With temperatures expected to reach the low-100’s this weekend, Cal/OSHA is reminding all employers with outdoor workers to take steps to prevent heat illness during a period of high heat across the state.
When the temperature is 95 degrees or more, certain employers must implement effective high-heat procedures like additional monitoring of workers for signs of heat illnesses, and those in agriculture are required to provide extra cool-down rest periods in addition to required breaks.
California’s heat illness prevention standard applies to all outdoor workers, including those in agriculture, construction, landscaping, and those that spend a significant amount of time working outdoors such as security guards, groundskeepers, and employees performing work in outdoor dining establishments and hair salons and barbershops, or in non-air-conditioned vehicles such as transportation and delivery drivers.
While taking steps to protect their workers from heat illness, employers must also implement effective methods or procedures to protect their workers from COVID-19 and prevent the spread of this infectious disease at each worksite.
Employers should be attentive to allow enough space and time for employees to take breaks as needed in adequate shade while also maintaining a safe distance from one another.
For many employers, this will require staggered breaks or increased shaded break areas, or both. Extra infection prevention measures should be in place, such as disinfecting commonly touched surfaces, including the water and restroom facilities.
To help prevent the spread of COVID-19, employers must provide cloth face coverings or allow workers to use their own. When used properly, cloth face coverings may help prevent the spread of the disease.
Employers should be aware that wearing face coverings can make it more difficult to breathe and harder for a worker to cool off, so additional breaks may be needed to prevent overheating.
Workers should have face coverings at all times, but they should be removed in outdoor high heat conditions to help prevent overheating as long as physical distancing can be maintained.
Additionally, employers must also take steps to protect their workers from harmful exposure to unhealthy air due to wildfire smoke in affected areas throughout the state.
“Right now is an incredibly challenging time for employers who have outdoor employees,” said Chief Doug Parker. “However, this does not reduce their obligation to evaluate unsafe and unhealthy work conditions and protect their employees who work outdoors.”

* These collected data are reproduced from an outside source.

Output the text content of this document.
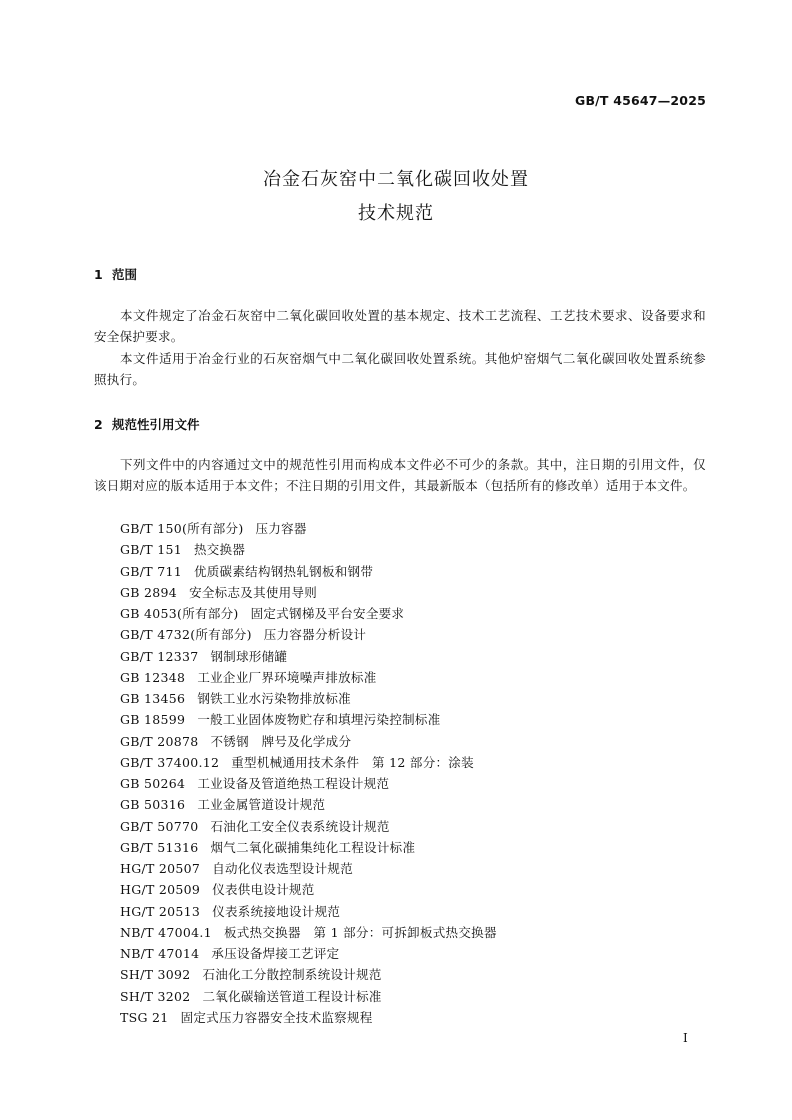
GB/T 45647—2025
冶金石灰窑中二氧化碳回收处置
技术规范
1 范围
本文件规定了冶金石灰窑中二氧化碳回收处置的基本规定、技术工艺流程、工艺技术要求、设备要求和安全保护要求。
本文件适用于冶金行业的石灰窑烟气中二氧化碳回收处置系统。其他炉窑烟气二氧化碳回收处置系统参照执行。
2 规范性引用文件
下列文件中的内容通过文中的规范性引用而构成本文件必不可少的条款。其中，注日期的引用文件，仅该日期对应的版本适用于本文件；不注日期的引用文件，其最新版本（包括所有的修改单）适用于本文件。
GB/T 150(所有部分) 压力容器
GB/T 151 热交换器
GB/T 711 优质碳素结构钢热轧钢板和钢带
GB 2894 安全标志及其使用导则
GB 4053(所有部分) 固定式钢梯及平台安全要求
GB/T 4732(所有部分) 压力容器分析设计
GB/T 12337 钢制球形储罐
GB 12348 工业企业厂界环境噪声排放标准
GB 13456 钢铁工业水污染物排放标准
GB 18599 一般工业固体废物贮存和填埋污染控制标准
GB/T 20878 不锈钢　牌号及化学成分
GB/T 37400.12 重型机械通用技术条件　第 12 部分：涂装
GB 50264 工业设备及管道绝热工程设计规范
GB 50316 工业金属管道设计规范
GB/T 50770 石油化工安全仪表系统设计规范
GB/T 51316 烟气二氧化碳捕集纯化工程设计标准
HG/T 20507 自动化仪表选型设计规范
HG/T 20509 仪表供电设计规范
HG/T 20513 仪表系统接地设计规范
NB/T 47004.1 板式热交换器　第 1 部分：可拆卸板式热交换器
NB/T 47014 承压设备焊接工艺评定
SH/T 3092 石油化工分散控制系统设计规范
SH/T 3202 二氧化碳输送管道工程设计标准
TSG 21 固定式压力容器安全技术监察规程
I
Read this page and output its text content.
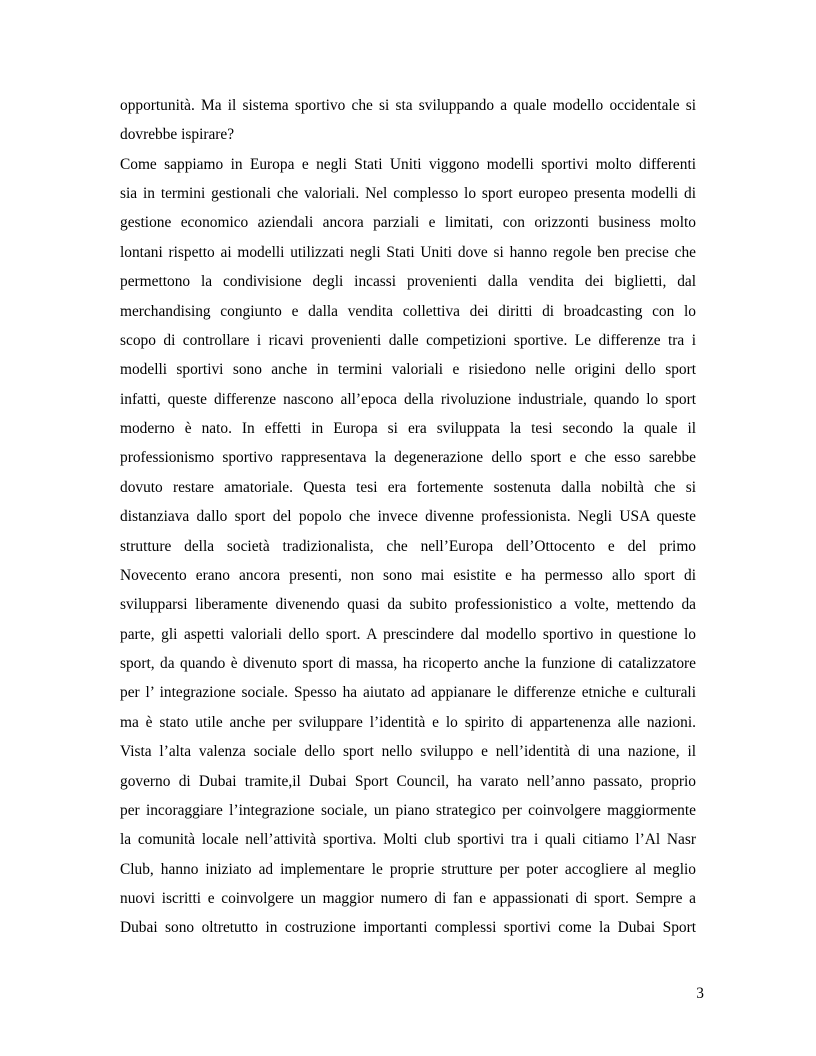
opportunità. Ma il sistema sportivo che si sta sviluppando a quale modello occidentale si
dovrebbe ispirare?
Come sappiamo in Europa e negli Stati Uniti viggono modelli sportivi molto differenti
sia in termini gestionali che valoriali. Nel complesso lo sport europeo presenta modelli di
gestione economico aziendali ancora parziali e limitati, con orizzonti business molto
lontani rispetto ai modelli utilizzati negli Stati Uniti dove si hanno regole ben precise che
permettono la condivisione degli incassi provenienti dalla vendita dei biglietti, dal
merchandising congiunto e dalla vendita collettiva dei diritti di broadcasting con lo
scopo di controllare i ricavi provenienti dalle competizioni sportive. Le differenze tra i
modelli sportivi sono anche in termini valoriali e risiedono nelle origini dello sport
infatti, queste differenze nascono all’epoca della rivoluzione industriale, quando lo sport
moderno è nato. In effetti in Europa si era sviluppata la tesi secondo la quale il
professionismo sportivo rappresentava la degenerazione dello sport e che esso sarebbe
dovuto restare amatoriale. Questa tesi era fortemente sostenuta dalla nobiltà che si
distanziava dallo sport del popolo che invece divenne professionista. Negli USA queste
strutture della società tradizionalista, che nell’Europa dell’Ottocento e del primo
Novecento erano ancora presenti, non sono mai esistite e ha permesso allo sport di
svilupparsi liberamente divenendo quasi da subito professionistico a volte, mettendo da
parte, gli aspetti valoriali dello sport. A prescindere dal modello sportivo in questione lo
sport, da quando è divenuto sport di massa, ha ricoperto anche la funzione di catalizzatore
per l’ integrazione sociale. Spesso ha aiutato ad appianare le differenze etniche e culturali
ma è stato utile anche per sviluppare l’identità e lo spirito di appartenenza alle nazioni.
Vista l’alta valenza sociale dello sport nello sviluppo e nell’identità di una nazione, il
governo di Dubai tramite,il Dubai Sport Council, ha varato nell’anno passato, proprio
per incoraggiare l’integrazione sociale, un piano strategico per coinvolgere maggiormente
la comunità locale nell’attività sportiva. Molti club sportivi tra i quali citiamo l’Al Nasr
Club, hanno iniziato ad implementare le proprie strutture per poter accogliere al meglio
nuovi iscritti e coinvolgere un maggior numero di fan e appassionati di sport. Sempre a
Dubai sono oltretutto in costruzione importanti complessi sportivi come la Dubai Sport
3
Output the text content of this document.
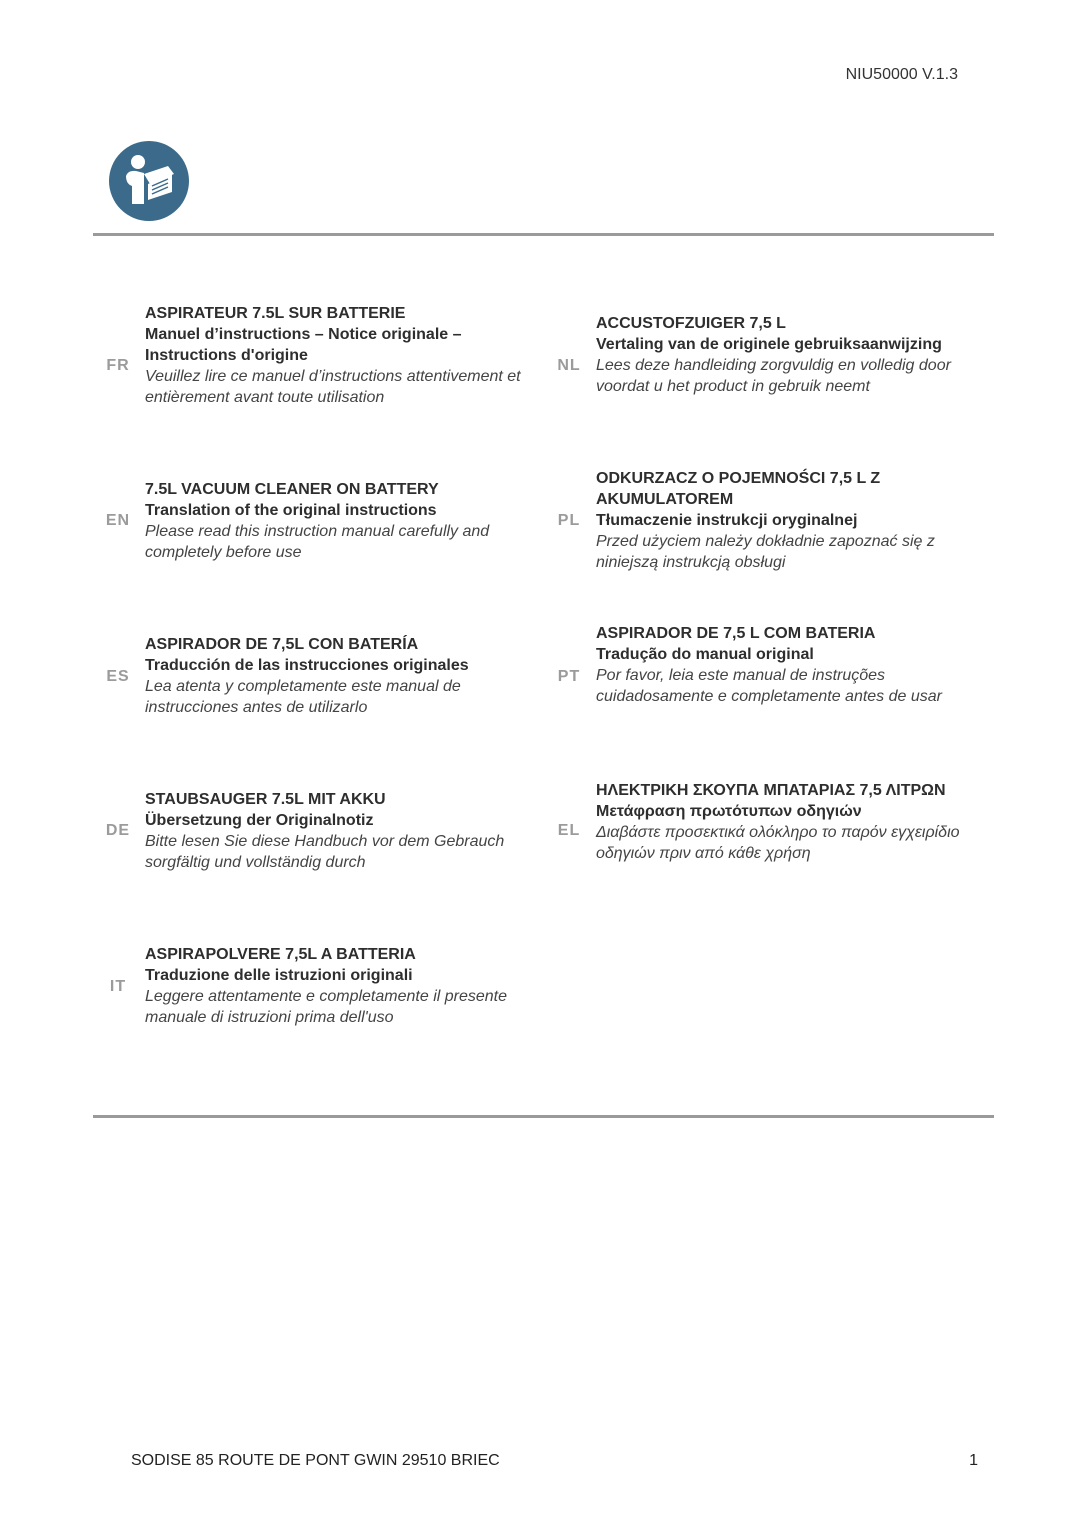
NIU50000 V.1.3
FR
ASPIRATEUR 7.5L SUR BATTERIE
Manuel d’instructions – Notice originale – Instructions d'origine
Veuillez lire ce manuel d’instructions attentivement et entièrement avant toute utilisation
EN
7.5L VACUUM CLEANER ON BATTERY
Translation of the original instructions
Please read this instruction manual carefully and completely before use
ES
ASPIRADOR DE 7,5L CON BATERÍA
Traducción de las instrucciones originales
Lea atenta y completamente este manual de instrucciones antes de utilizarlo
DE
STAUBSAUGER 7.5L MIT AKKU
Übersetzung der Originalnotiz
Bitte lesen Sie diese Handbuch vor dem Gebrauch sorgfältig und vollständig durch
IT
ASPIRAPOLVERE 7,5L A BATTERIA
Traduzione delle istruzioni originali
Leggere attentamente e completamente il presente manuale di istruzioni prima dell'uso
NL
ACCUSTOFZUIGER 7,5 L
Vertaling van de originele gebruiksaanwijzing
Lees deze handleiding zorgvuldig en volledig door voordat u het product in gebruik neemt
PL
ODKURZACZ O POJEMNOŚCI 7,5 L Z AKUMULATOREM
Tłumaczenie instrukcji oryginalnej
Przed użyciem należy dokładnie zapoznać się z niniejszą instrukcją obsługi
PT
ASPIRADOR DE 7,5 L COM BATERIA
Tradução do manual original
Por favor, leia este manual de instruções cuidadosamente e completamente antes de usar
EL
ΗΛΕΚΤΡΙΚΗ ΣΚΟΥΠΑ ΜΠΑΤΑΡΙΑΣ 7,5 ΛΙΤΡΩΝ
Μετάφραση πρωτότυπων οδηγιών
Διαβάστε προσεκτικά ολόκληρο το παρόν εγχειρίδιο οδηγιών πριν από κάθε χρήση
SODISE 85 ROUTE DE PONT GWIN 29510 BRIEC	1
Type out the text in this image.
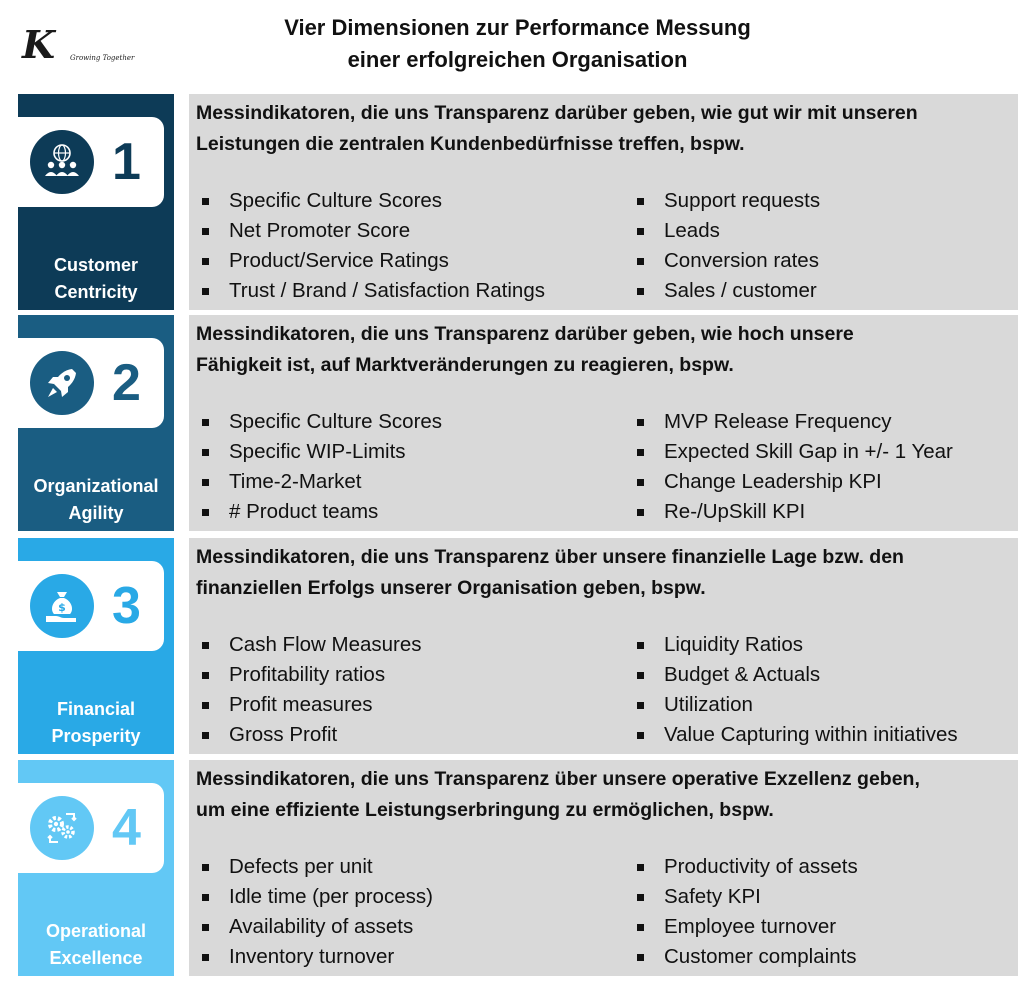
K	Growing Together
Vier Dimensionen zur Performance Messung
einer erfolgreichen Organisation
1
Customer
Centricity
Messindikatoren, die uns Transparenz darüber geben, wie gut wir mit unseren
Leistungen die zentralen Kundenbedürfnisse treffen, bspw.
Specific Culture Scores
Net Promoter Score
Product/Service Ratings
Trust / Brand / Satisfaction Ratings
Support requests
Leads
Conversion rates
Sales / customer
2
Organizational
Agility
Messindikatoren, die uns Transparenz darüber geben, wie hoch unsere
Fähigkeit ist, auf Marktveränderungen zu reagieren, bspw.
Specific Culture Scores
Specific WIP-Limits
Time-2-Market
# Product teams
MVP Release Frequency
Expected Skill Gap in +/- 1 Year
Change Leadership KPI
Re-/UpSkill KPI
$ 3
Financial
Prosperity
Messindikatoren, die uns Transparenz über unsere finanzielle Lage bzw. den
finanziellen Erfolgs unserer Organisation geben, bspw.
Cash Flow Measures
Profitability ratios
Profit measures
Gross Profit
Liquidity Ratios
Budget & Actuals
Utilization
Value Capturing within initiatives
4
Operational
Excellence
Messindikatoren, die uns Transparenz über unsere operative Exzellenz geben,
um eine effiziente Leistungserbringung zu ermöglichen, bspw.
Defects per unit
Idle time (per process)
Availability of assets
Inventory turnover
Productivity of assets
Safety KPI
Employee turnover
Customer complaints
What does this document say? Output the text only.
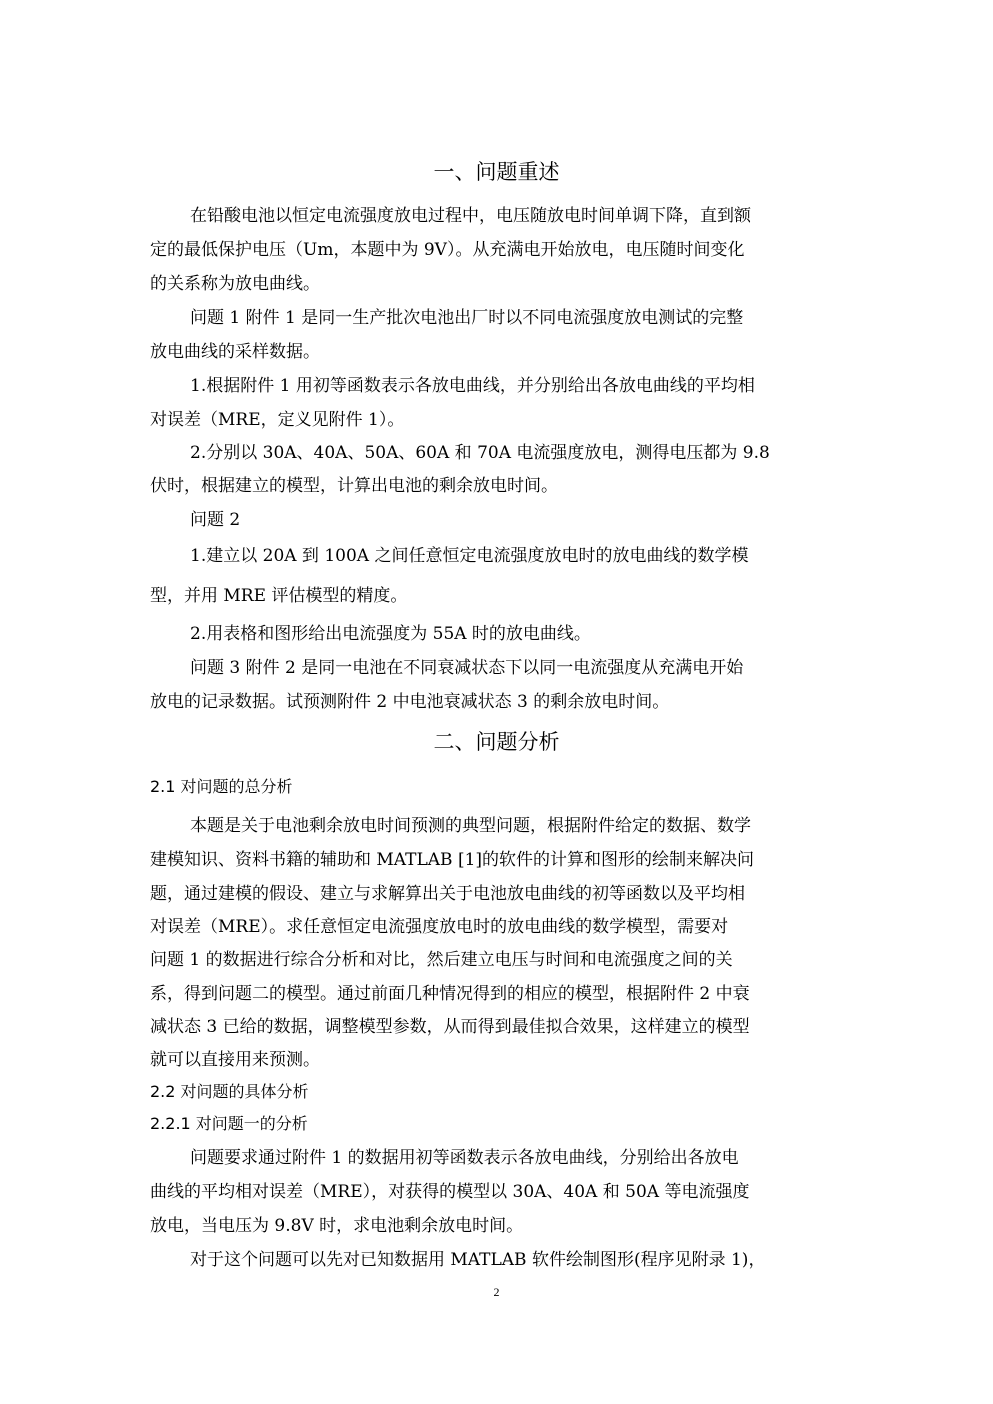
一、问题重述
在铅酸电池以恒定电流强度放电过程中，电压随放电时间单调下降，直到额
定的最低保护电压（Um，本题中为 9V）。从充满电开始放电，电压随时间变化
的关系称为放电曲线。
问题 1 附件 1 是同一生产批次电池出厂时以不同电流强度放电测试的完整
放电曲线的采样数据。
1.根据附件 1 用初等函数表示各放电曲线，并分别给出各放电曲线的平均相
对误差（MRE，定义见附件 1）。
2.分别以 30A、40A、50A、60A 和 70A 电流强度放电，测得电压都为 9.8
伏时，根据建立的模型，计算出电池的剩余放电时间。
问题 2
1.建立以 20A 到 100A 之间任意恒定电流强度放电时的放电曲线的数学模
型，并用 MRE 评估模型的精度。
2.用表格和图形给出电流强度为 55A 时的放电曲线。
问题 3 附件 2 是同一电池在不同衰减状态下以同一电流强度从充满电开始
放电的记录数据。试预测附件 2 中电池衰减状态 3 的剩余放电时间。
二、问题分析
2.1 对问题的总分析
本题是关于电池剩余放电时间预测的典型问题，根据附件给定的数据、数学
建模知识、资料书籍的辅助和 MATLAB [1]的软件的计算和图形的绘制来解决问
题，通过建模的假设、建立与求解算出关于电池放电曲线的初等函数以及平均相
对误差（MRE）。求任意恒定电流强度放电时的放电曲线的数学模型，需要对
问题 1 的数据进行综合分析和对比，然后建立电压与时间和电流强度之间的关
系，得到问题二的模型。通过前面几种情况得到的相应的模型，根据附件 2 中衰
减状态 3 已给的数据，调整模型参数，从而得到最佳拟合效果，这样建立的模型
就可以直接用来预测。
2.2 对问题的具体分析
2.2.1 对问题一的分析
问题要求通过附件 1 的数据用初等函数表示各放电曲线，分别给出各放电
曲线的平均相对误差（MRE），对获得的模型以 30A、40A 和 50A 等电流强度
放电，当电压为 9.8V 时，求电池剩余放电时间。
对于这个问题可以先对已知数据用 MATLAB 软件绘制图形(程序见附录 1)，
2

Supervisors and workers must be trained on the signs and symptoms of heat illness so that they know when to take steps that can prevent a coworker from getting sick.
Employers must also evaluate each worksite and make sure their workers know their procedures for contacting emergency medical services, which includes directing them to the worksite if needed.
Employers with outdoor workers must take the following steps to prevent heat illness:
- Plan – Develop and implement an effective written heat illness prevention plan that includes emergency response procedures;
- Training – Train all employees and supervisors on heat illness prevention;
- Water – Provide drinking water that is fresh, pure, suitably cool and free of charge so that each worker can drink at least 1 quart per hour, and encourage workers to do so; and
- Shade – Provide shade when workers request it or when temperatures exceed 80 degrees. Encourage workers to take a cool-down rest in the shade for at least five minutes when they feel the need to do so. They should not wait until they feel sick to cool down.
Cal/OSHA’s Heat Illness Prevention special emphasis program includes enforcement of heat regulations as well as multilingual outreach and training programs for California’s employers and workers.
A Heat Illness Prevention online tool is also available on Cal/OSHA’s website.